On March 23, after the building next door was hit, she said she and others started to run.
"People were in panic," she said. "People were even stepping over corpses."
She said she then met a group of Chechen soldiers who gave them some bread and showed them what road to take. They walked down to the coast, and started heading west along the Sea of Azov. She said when she turned around to look behind her, all she could see was her city on fire.
She estimates they walked for 15 kilometres before a bus picked them up.
WATCH | Why some Ukrainians are choosing to go back home:
When they eventually crossed the border into Russia, she said she felt a sense of relief. At a reception centre, they were given tea and sandwiches, but she said some Russians have been openly hostile.
"There are some people who hate us. They don't hide this."
Natalya decided to stay in Russia because she is unclear about what to do next, she said. She doesn't have a permanent place to live and splits her time shuffling between relatives and hostels.
"Everyone wakes up thinking of going home," she said. "We want to return to a peaceful life."

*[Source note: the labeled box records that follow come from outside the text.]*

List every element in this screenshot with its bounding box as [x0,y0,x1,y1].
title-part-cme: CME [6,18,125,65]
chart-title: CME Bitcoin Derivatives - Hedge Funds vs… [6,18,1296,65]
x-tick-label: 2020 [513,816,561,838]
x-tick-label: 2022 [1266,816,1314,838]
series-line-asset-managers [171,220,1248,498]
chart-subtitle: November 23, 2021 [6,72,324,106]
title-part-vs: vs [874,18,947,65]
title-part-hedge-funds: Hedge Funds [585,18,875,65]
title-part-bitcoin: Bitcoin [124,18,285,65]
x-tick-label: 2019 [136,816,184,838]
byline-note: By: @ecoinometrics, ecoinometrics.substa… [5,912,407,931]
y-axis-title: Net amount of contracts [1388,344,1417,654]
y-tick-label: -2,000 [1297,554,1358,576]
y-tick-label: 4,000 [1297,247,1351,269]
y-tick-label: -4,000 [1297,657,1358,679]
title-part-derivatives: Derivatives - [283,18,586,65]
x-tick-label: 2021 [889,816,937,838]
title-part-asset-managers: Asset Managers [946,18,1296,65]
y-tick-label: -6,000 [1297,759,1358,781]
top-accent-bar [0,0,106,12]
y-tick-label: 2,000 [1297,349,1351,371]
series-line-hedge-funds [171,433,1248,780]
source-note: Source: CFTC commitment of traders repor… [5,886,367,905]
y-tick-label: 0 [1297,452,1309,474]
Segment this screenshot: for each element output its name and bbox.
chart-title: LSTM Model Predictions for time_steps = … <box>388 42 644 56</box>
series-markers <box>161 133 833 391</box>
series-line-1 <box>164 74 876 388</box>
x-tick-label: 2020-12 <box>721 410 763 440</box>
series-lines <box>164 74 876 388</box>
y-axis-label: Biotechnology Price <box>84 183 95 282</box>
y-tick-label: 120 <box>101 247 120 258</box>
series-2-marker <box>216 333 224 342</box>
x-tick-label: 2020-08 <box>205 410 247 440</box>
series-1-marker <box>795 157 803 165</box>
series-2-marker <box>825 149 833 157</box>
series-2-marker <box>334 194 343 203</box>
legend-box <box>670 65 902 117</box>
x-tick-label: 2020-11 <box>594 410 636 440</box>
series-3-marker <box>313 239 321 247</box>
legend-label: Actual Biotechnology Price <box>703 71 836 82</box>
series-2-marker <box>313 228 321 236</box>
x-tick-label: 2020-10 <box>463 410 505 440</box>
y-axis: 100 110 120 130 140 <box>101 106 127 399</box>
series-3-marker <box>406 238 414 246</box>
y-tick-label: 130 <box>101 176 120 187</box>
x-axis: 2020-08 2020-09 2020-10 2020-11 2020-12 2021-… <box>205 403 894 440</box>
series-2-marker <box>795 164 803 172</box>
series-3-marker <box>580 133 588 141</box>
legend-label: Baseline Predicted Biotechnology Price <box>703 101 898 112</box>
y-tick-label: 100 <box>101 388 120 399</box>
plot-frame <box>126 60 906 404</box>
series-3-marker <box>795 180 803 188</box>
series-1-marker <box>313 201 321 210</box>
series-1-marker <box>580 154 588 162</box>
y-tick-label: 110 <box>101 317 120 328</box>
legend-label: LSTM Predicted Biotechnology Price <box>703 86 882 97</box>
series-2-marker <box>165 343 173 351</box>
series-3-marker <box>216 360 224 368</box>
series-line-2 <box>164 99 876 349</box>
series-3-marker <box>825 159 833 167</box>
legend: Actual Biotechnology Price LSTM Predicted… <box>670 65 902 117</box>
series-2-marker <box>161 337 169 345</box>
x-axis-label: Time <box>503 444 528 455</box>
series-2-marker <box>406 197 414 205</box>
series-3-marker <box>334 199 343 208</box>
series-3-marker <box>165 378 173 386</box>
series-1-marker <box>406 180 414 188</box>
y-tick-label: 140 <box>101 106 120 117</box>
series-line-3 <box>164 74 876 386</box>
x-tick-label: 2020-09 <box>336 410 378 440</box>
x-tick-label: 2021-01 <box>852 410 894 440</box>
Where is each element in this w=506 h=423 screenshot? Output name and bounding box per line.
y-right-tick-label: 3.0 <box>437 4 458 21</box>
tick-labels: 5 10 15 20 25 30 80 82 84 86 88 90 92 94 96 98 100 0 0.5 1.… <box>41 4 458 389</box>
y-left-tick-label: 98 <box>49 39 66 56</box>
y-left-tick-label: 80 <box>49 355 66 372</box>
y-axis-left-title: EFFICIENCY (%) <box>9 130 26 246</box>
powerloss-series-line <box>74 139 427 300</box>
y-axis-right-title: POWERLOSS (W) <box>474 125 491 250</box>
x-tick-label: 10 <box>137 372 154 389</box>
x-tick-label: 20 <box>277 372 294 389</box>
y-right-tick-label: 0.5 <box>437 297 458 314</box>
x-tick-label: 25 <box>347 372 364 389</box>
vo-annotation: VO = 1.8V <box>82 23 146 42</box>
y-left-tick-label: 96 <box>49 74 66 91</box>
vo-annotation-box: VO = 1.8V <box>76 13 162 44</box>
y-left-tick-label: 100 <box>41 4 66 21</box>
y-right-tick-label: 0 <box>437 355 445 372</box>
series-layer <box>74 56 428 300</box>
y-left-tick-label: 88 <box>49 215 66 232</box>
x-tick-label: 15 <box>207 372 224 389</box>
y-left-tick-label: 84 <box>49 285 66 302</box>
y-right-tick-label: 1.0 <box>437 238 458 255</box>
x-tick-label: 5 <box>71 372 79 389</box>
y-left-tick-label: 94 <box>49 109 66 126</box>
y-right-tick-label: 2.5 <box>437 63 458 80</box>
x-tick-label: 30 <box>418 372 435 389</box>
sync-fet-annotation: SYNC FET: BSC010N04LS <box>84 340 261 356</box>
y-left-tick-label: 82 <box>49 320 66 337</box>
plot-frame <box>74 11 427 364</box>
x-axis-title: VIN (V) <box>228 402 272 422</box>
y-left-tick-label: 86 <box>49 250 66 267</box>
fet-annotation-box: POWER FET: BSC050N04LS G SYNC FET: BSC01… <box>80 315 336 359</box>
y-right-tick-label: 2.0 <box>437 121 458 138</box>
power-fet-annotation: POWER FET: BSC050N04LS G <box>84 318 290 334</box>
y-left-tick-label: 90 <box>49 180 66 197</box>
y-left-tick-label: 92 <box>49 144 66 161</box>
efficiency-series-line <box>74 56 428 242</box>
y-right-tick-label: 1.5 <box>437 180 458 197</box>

While the majority of Ukrainian refugees entered Russia in the first weeks after the invasion, others are fleeing now after living through the war for months.
On Aug. 30, CBC News visited a temporary hostel in Narva, Estonia, which was being used to house Ukrainian refugees. Dariya, 28, and Viktoria, 43, who also requested their last names not be published for their safety, recently arrived and were staying there along with their husbands and children.
The families, from Kherson Oblast, spent months living through explosions before they decided they had to leave. There are fears the fighting in the area could dramatically increase as Ukraine has signalled its launching an offensive to take the occupied territory back.
In order to leave the country, the two families headed south through Crimea, which Russia annexed in 2014. As they went through the checkpoints, Viktoria says they were careful to speak Russian and not Ukrainian.
Before they headed out, everyone in the group deleted photos and some contacts from their phones because they expected them to be searched, which they said they were. Their two husbands were taken aside, checked for tattoos and questioned.
While there is a ban on most men between the ages of 18 and 60 leaving Ukraine, men are able to leave via Russia. In its report, Human Rights Watch said that some of the Ukrainians they interviewed said they evacuated through Russia because it meant the whole family could leave together.
Dariya said her biggest fear was that the families would be separated or some of them could have their documents seized.
"You just understand that if something happens, I just have no way out, you have to stay in Kherson," she said.
When the guards asked where they were going, they replied St. Petersburg and didn't mention that they hoped to reach Sweden. Viktoria said they instructed them to register there and pick up Russian passports.
"It's like they are recruiting," Viktoria said. "It's like the banners they've put up in Kherson. Russia and Ukraine are one."